MTA and Port Authority police say the radio service at some of the prime targets for a terror attack is dangerously inadequate.

The radios are so bad that one police official says they may as well be carrying around a brick.

The dead zones and garbled transmissions have left many Port Authority and MTA police relying on their cell phones to call for help.

Even as the city's first responders spent the past week running drills in preparation for a future terror attacks, MTA and Port Authority police told a Senate Homeland Security Committee that their radios are extremely unreliable.

"It doesn't work in tunnels. It doesn't work on board trains. It doesn't work in buildings," Michael O'Meara of the MTA Police Union testified.

The radios for some 700 MTA police officers have not worked properly for more than 10 years.

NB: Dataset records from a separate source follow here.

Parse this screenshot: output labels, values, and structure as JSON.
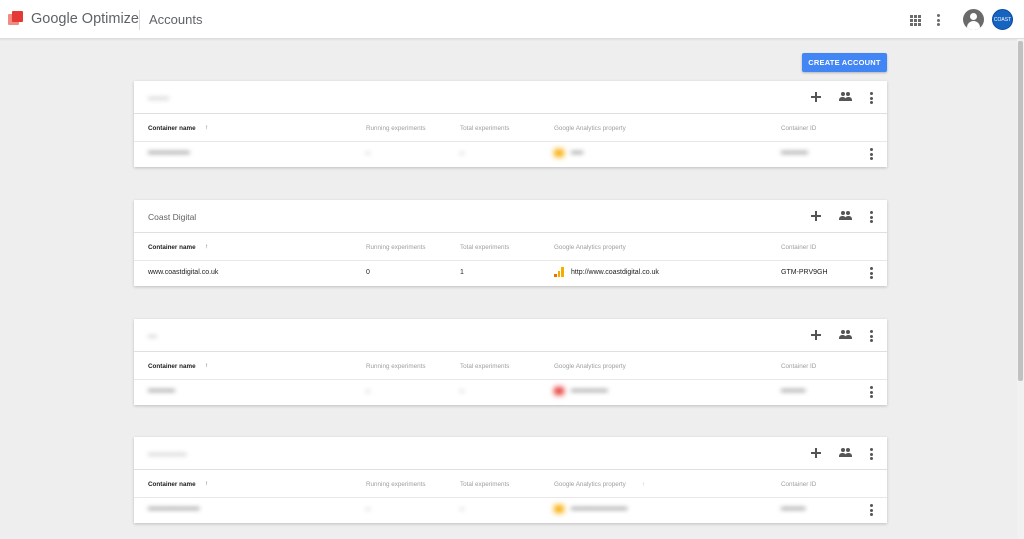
{
  "app": {
    "brand": "Google Optimize",
    "page_title": "Accounts",
    "avatar_text": "COAST"
  },
  "toolbar": {
    "create_account_label": "CREATE ACCOUNT"
  },
  "columns": {
    "container_name": "Container name",
    "running": "Running experiments",
    "total": "Total experiments",
    "ga_property": "Google Analytics property",
    "container_id": "Container ID",
    "sort_arrow": "↑"
  },
  "accounts": [
    {
      "name": "•••••••",
      "blurred": true,
      "row": {
        "container": "•••••••••••••••••",
        "running": "–",
        "total": "–",
        "ga": "•••••",
        "ga_icon": "analytics-icon",
        "id": "•••••••••••"
      }
    },
    {
      "name": "Coast Digital",
      "blurred": false,
      "row": {
        "container": "www.coastdigital.co.uk",
        "running": "0",
        "total": "1",
        "ga": "http://www.coastdigital.co.uk",
        "ga_icon": "analytics-icon",
        "id": "GTM-PRV9GH"
      }
    },
    {
      "name": "•••",
      "blurred": true,
      "row": {
        "container": "•••••••••••",
        "running": "–",
        "total": "–",
        "ga": "•••••••••••••••",
        "ga_icon": "property-error-icon",
        "id": "••••••••••"
      }
    },
    {
      "name": "•••••••••••••",
      "blurred": true,
      "row": {
        "container": "•••••••••••••••••••••",
        "running": "–",
        "total": "–",
        "ga": "•••••••••••••••••••••••",
        "ga_icon": "analytics-icon",
        "id": "••••••••••"
      }
    }
  ],
  "colors": {
    "primary_button": "#4285f4",
    "logo_red": "#e53935",
    "analytics_orange": "#f9ab00",
    "error_red": "#e53935"
  }
}
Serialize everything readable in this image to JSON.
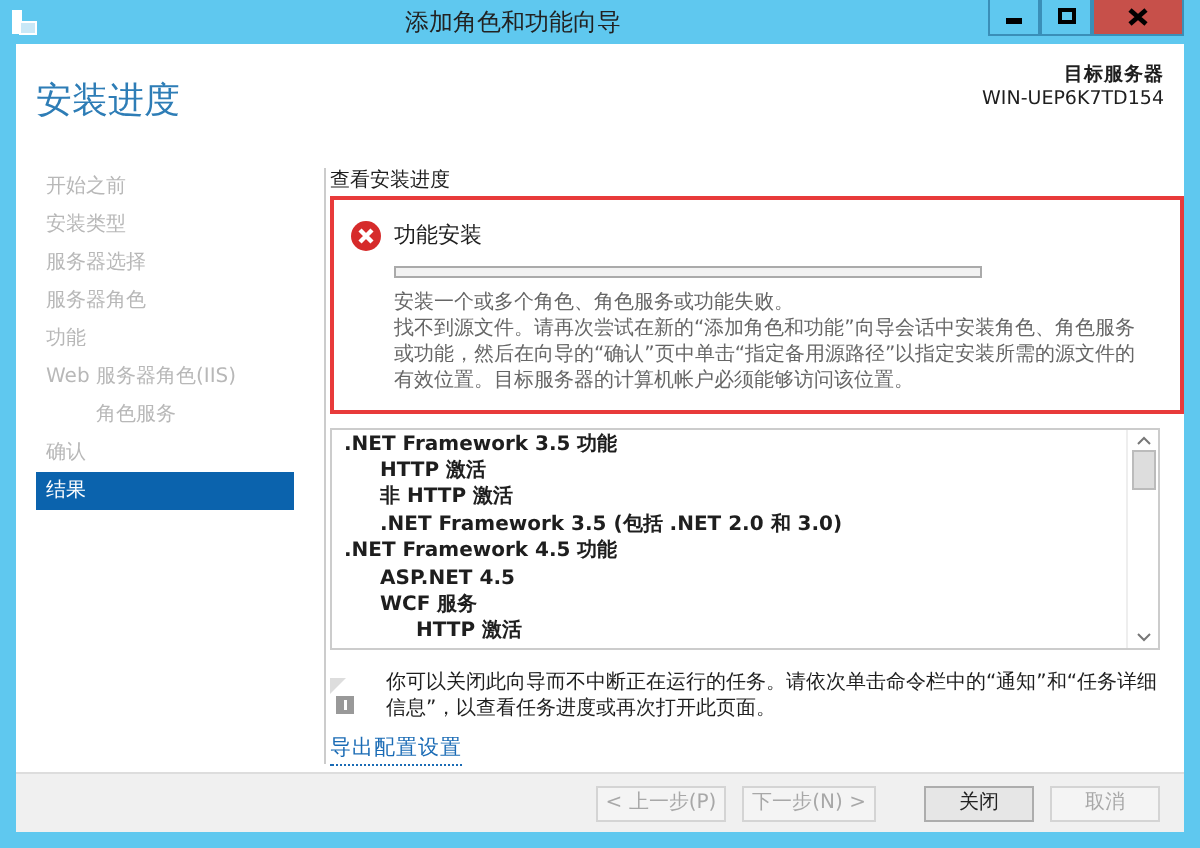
{
  "window": {
    "title": "添加角色和功能向导"
  },
  "page_title": "安装进度",
  "target_server": {
    "label": "目标服务器",
    "name": "WIN-UEP6K7TD154"
  },
  "steps": [
    {
      "label": "开始之前",
      "selected": false
    },
    {
      "label": "安装类型",
      "selected": false
    },
    {
      "label": "服务器选择",
      "selected": false
    },
    {
      "label": "服务器角色",
      "selected": false
    },
    {
      "label": "功能",
      "selected": false
    },
    {
      "label": "Web 服务器角色(IIS)",
      "selected": false,
      "children": [
        {
          "label": "角色服务",
          "selected": false
        }
      ]
    },
    {
      "label": "确认",
      "selected": false
    },
    {
      "label": "结果",
      "selected": true
    }
  ],
  "section_title": "查看安装进度",
  "status": {
    "title": "功能安装",
    "kind": "error",
    "summary": "安装一个或多个角色、角色服务或功能失败。",
    "detail": "找不到源文件。请再次尝试在新的“添加角色和功能”向导会话中安装角色、角色服务或功能，然后在向导的“确认”页中单击“指定备用源路径”以指定安装所需的源文件的有效位置。目标服务器的计算机帐户必须能够访问该位置。"
  },
  "features": [
    {
      "label": ".NET Framework 3.5 功能",
      "children": [
        {
          "label": "HTTP 激活"
        },
        {
          "label": "非 HTTP 激活"
        },
        {
          "label": ".NET Framework 3.5 (包括 .NET 2.0 和 3.0)"
        }
      ]
    },
    {
      "label": ".NET Framework 4.5 功能",
      "children": [
        {
          "label": "ASP.NET 4.5"
        },
        {
          "label": "WCF 服务",
          "children": [
            {
              "label": "HTTP 激活"
            }
          ]
        }
      ]
    }
  ],
  "note": "你可以关闭此向导而不中断正在运行的任务。请依次单击命令栏中的“通知”和“任务详细信息”，以查看任务进度或再次打开此页面。",
  "export_link": "导出配置设置",
  "buttons": [
    {
      "label": "< 上一步(P)",
      "disabled": true
    },
    {
      "label": "下一步(N) >",
      "disabled": true
    },
    {
      "label": "关闭",
      "disabled": false
    },
    {
      "label": "取消",
      "disabled": true
    }
  ]
}
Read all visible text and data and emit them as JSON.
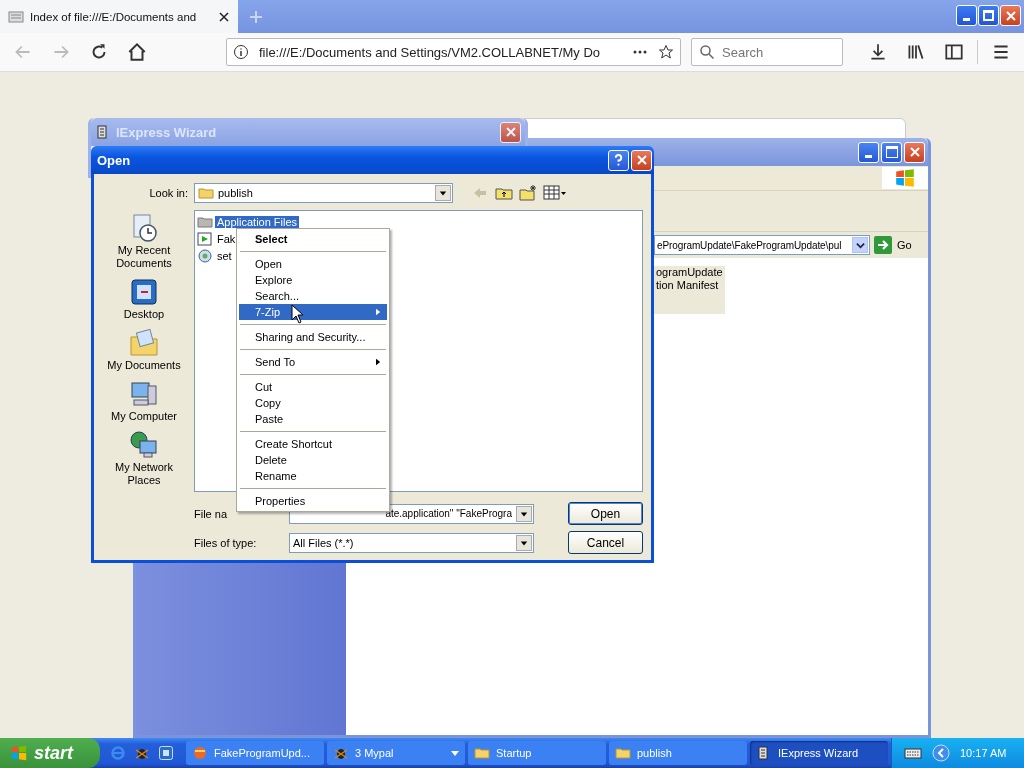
{
  "browser": {
    "tab": {
      "title": "Index of file:///E:/Documents and"
    },
    "url": "file:///E:/Documents and Settings/VM2.COLLABNET/My Do",
    "search": {
      "placeholder": "Search"
    }
  },
  "explorer": {
    "address": "eProgramUpdate\\FakeProgramUpdate\\pul",
    "go_label": "Go",
    "items": [
      "ogramUpdate",
      "tion Manifest"
    ]
  },
  "iexpress": {
    "title": "IExpress Wizard"
  },
  "open_dialog": {
    "title": "Open",
    "look_in_label": "Look in:",
    "look_in_value": "publish",
    "places": [
      {
        "label": "My Recent Documents",
        "kind": "recent"
      },
      {
        "label": "Desktop",
        "kind": "desktop"
      },
      {
        "label": "My Documents",
        "kind": "documents"
      },
      {
        "label": "My Computer",
        "kind": "computer"
      },
      {
        "label": "My Network Places",
        "kind": "network"
      }
    ],
    "files": [
      {
        "name": "Application Files",
        "kind": "folder",
        "selected": true
      },
      {
        "name": "Fak",
        "kind": "app",
        "selected": false
      },
      {
        "name": "set",
        "kind": "setup",
        "selected": false
      }
    ],
    "file_name_label": "File na",
    "file_name_value": "ate.application\" \"FakeProgra",
    "file_type_label": "Files of type:",
    "file_type_value": "All Files (*.*)",
    "buttons": [
      "Open",
      "Cancel"
    ]
  },
  "context_menu": {
    "groups": [
      [
        {
          "label": "Select",
          "default": true,
          "selected": false,
          "submenu": false
        }
      ],
      [
        {
          "label": "Open",
          "default": false,
          "selected": false,
          "submenu": false
        },
        {
          "label": "Explore",
          "default": false,
          "selected": false,
          "submenu": false
        },
        {
          "label": "Search...",
          "default": false,
          "selected": false,
          "submenu": false
        },
        {
          "label": "7-Zip",
          "default": false,
          "selected": true,
          "submenu": true
        }
      ],
      [
        {
          "label": "Sharing and Security...",
          "default": false,
          "selected": false,
          "submenu": false
        }
      ],
      [
        {
          "label": "Send To",
          "default": false,
          "selected": false,
          "submenu": true
        }
      ],
      [
        {
          "label": "Cut",
          "default": false,
          "selected": false,
          "submenu": false
        },
        {
          "label": "Copy",
          "default": false,
          "selected": false,
          "submenu": false
        },
        {
          "label": "Paste",
          "default": false,
          "selected": false,
          "submenu": false
        }
      ],
      [
        {
          "label": "Create Shortcut",
          "default": false,
          "selected": false,
          "submenu": false
        },
        {
          "label": "Delete",
          "default": false,
          "selected": false,
          "submenu": false
        },
        {
          "label": "Rename",
          "default": false,
          "selected": false,
          "submenu": false
        }
      ],
      [
        {
          "label": "Properties",
          "default": false,
          "selected": false,
          "submenu": false
        }
      ]
    ]
  },
  "taskbar": {
    "start": "start",
    "tasks": [
      {
        "label": "FakeProgramUpd...",
        "kind": "mypal",
        "selected": false,
        "menu": false
      },
      {
        "label": "3 Mypal",
        "kind": "bug",
        "selected": false,
        "menu": true
      },
      {
        "label": "Startup",
        "kind": "folder",
        "selected": false,
        "menu": false
      },
      {
        "label": "publish",
        "kind": "folder",
        "selected": false,
        "menu": false
      },
      {
        "label": "IExpress Wizard",
        "kind": "installer",
        "selected": true,
        "menu": false
      }
    ],
    "clock": "10:17 AM"
  }
}
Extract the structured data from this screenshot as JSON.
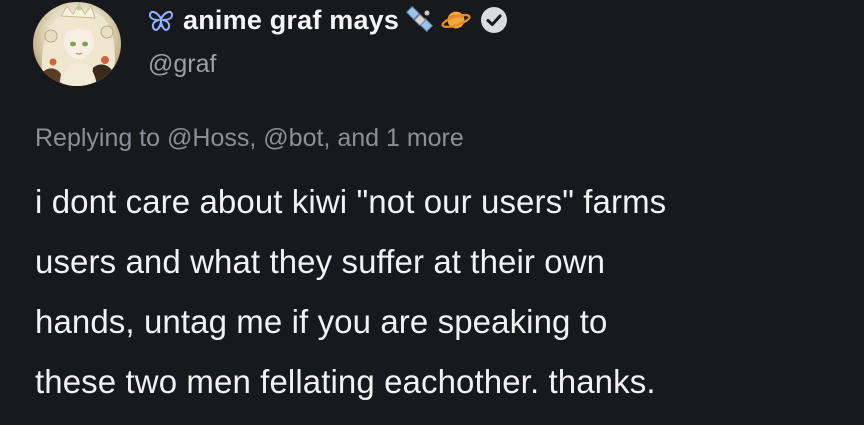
{
  "author": {
    "display_name": "anime graf mays",
    "handle": "@graf",
    "name_prefix_icon": "butterfly-outline-icon",
    "name_suffix_emojis": [
      "satellite-emoji",
      "ringed-planet-emoji"
    ],
    "verified_icon": "verified-check-icon",
    "avatar_icon": "anime-avatar"
  },
  "reply": {
    "prefix": "Replying to",
    "mention_1": "@Hoss,",
    "mention_2": "@bot,",
    "suffix": "and 1 more"
  },
  "post": {
    "lines": [
      "i dont care about kiwi \"not our users\" farms",
      "users and what they suffer at their own",
      "hands, untag me if you are speaking to",
      "these two men fellating eachother. thanks."
    ]
  },
  "colors": {
    "background": "#17191c",
    "text_primary": "#f2f2f2",
    "text_secondary": "#8b9097",
    "verified_badge": "#d9dde1",
    "butterfly_icon": "#8fb3ff"
  }
}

A document from one month before 9/11 shows the MTA police filed a complaint with the city's Labor Department saying their radios were "dangerously inadequate."

The federal government cited the MTA with a "serious" violation creating a "life threatening" work environment.

"The millions of commuters who count on us for police and medical service deserve better," O'Meara testified.

It's widely accepted that many first responders died on 9/11 because faulty radios prevented them from hearing emergency transmissions to evacuate.

The tenth year anniversary is just months away and many of those radio problems still exist.

"To get an emergency back-up to their location of terminal 5 at JFK Airport, a police officer has to call the police desk using a department issued cell phone," Robert Morris of the Port Authority Police Union testified.

The MTA says it has set aside more than $100-million to upgrade its emergency radio system. While it is still years from being completed, the work has begun.

"Once the radios are done, we will have the ability to talk back and forth with NYPD. So, it's coming," Douglas Zeigler, MTA Security Director, testified.

But the biggest fear among many MTA police officers and other first responders is that time could be running out.

The MTA has built a new dispatch center, even added additional towers, but a new radio system won't be selected until sometime this summer and it could be years before the system is fully operational.